104 F. Supp. 2D 1332 (2000)
Plaintiff pro se brought suit against computer manufacturer and scanner manufacturer on claims arising from purchases of a computer and a scanner. Defendants each filed a motion to dismiss. The computer manufacturer argued that the case should be dismissed because plaintiff had agreed to arbitrate any disputes. The scanner manufacturer argued that plaintiff failed to allege the minimum amount in controversy for diversity jurisdiction. Among the plaintiff's four motions was a motion to certify a class.
- The court held that the computer manufacturer had not provided evidence sufficient to support a finding that plaintiff agreed to the arbitration provision contained in its standard terms, which it mailed inside its computer box for plaintiff's later perusal.
- Alternatively, the court held that the motion was procedurally defective, as it did not address the choice of law issue.
- The scanner manufacturer's motion to dismiss was granted; plaintiff failed to satisfy the diversity jurisdictional amount.

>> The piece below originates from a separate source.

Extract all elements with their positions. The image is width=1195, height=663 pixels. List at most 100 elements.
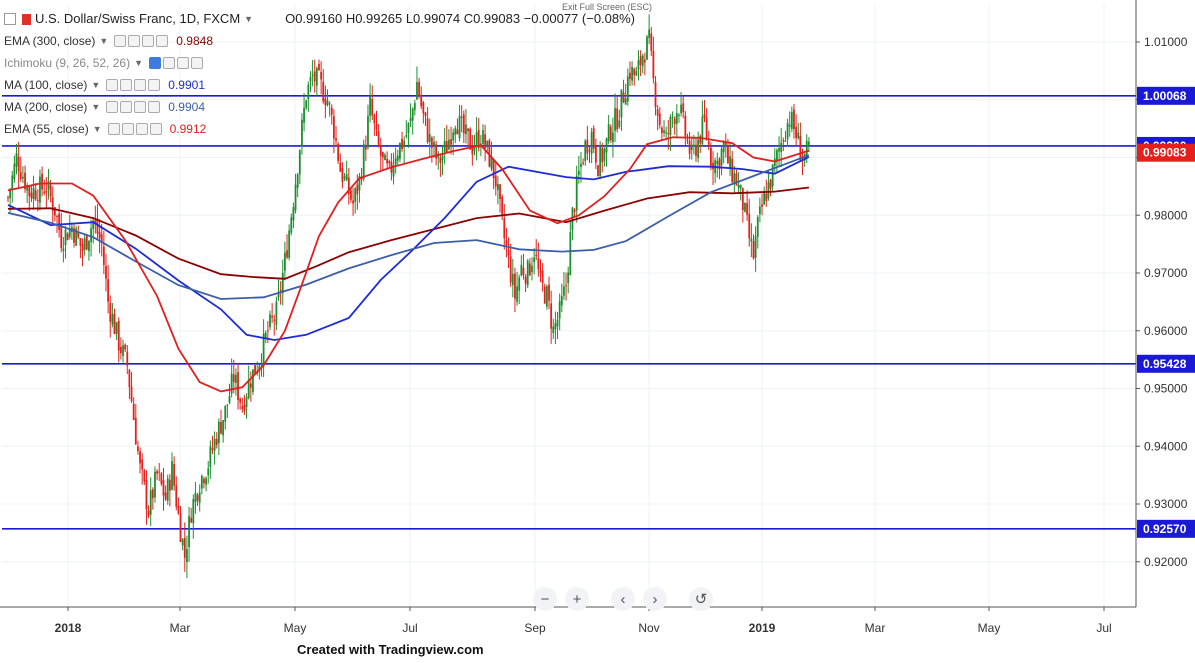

- Lastly, the court denied plaintiff's motion to certify a class because plaintiff was appearing pro se, and thus, was not an adequate representative.

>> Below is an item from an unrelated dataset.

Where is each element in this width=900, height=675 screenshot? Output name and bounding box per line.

Defendant computer manufacturer's motion to dismiss denied, as it was not certain that plaintiff agreed to arbitration. Alternatively, defendant's motion was procedurally defective. Defendant scanner manufacturer's motion to dismiss granted, as plaintiff failed to allege minimum jurisdictional amount for diversity jurisdiction purposes. Plaintiff's motions were denied in their entirety.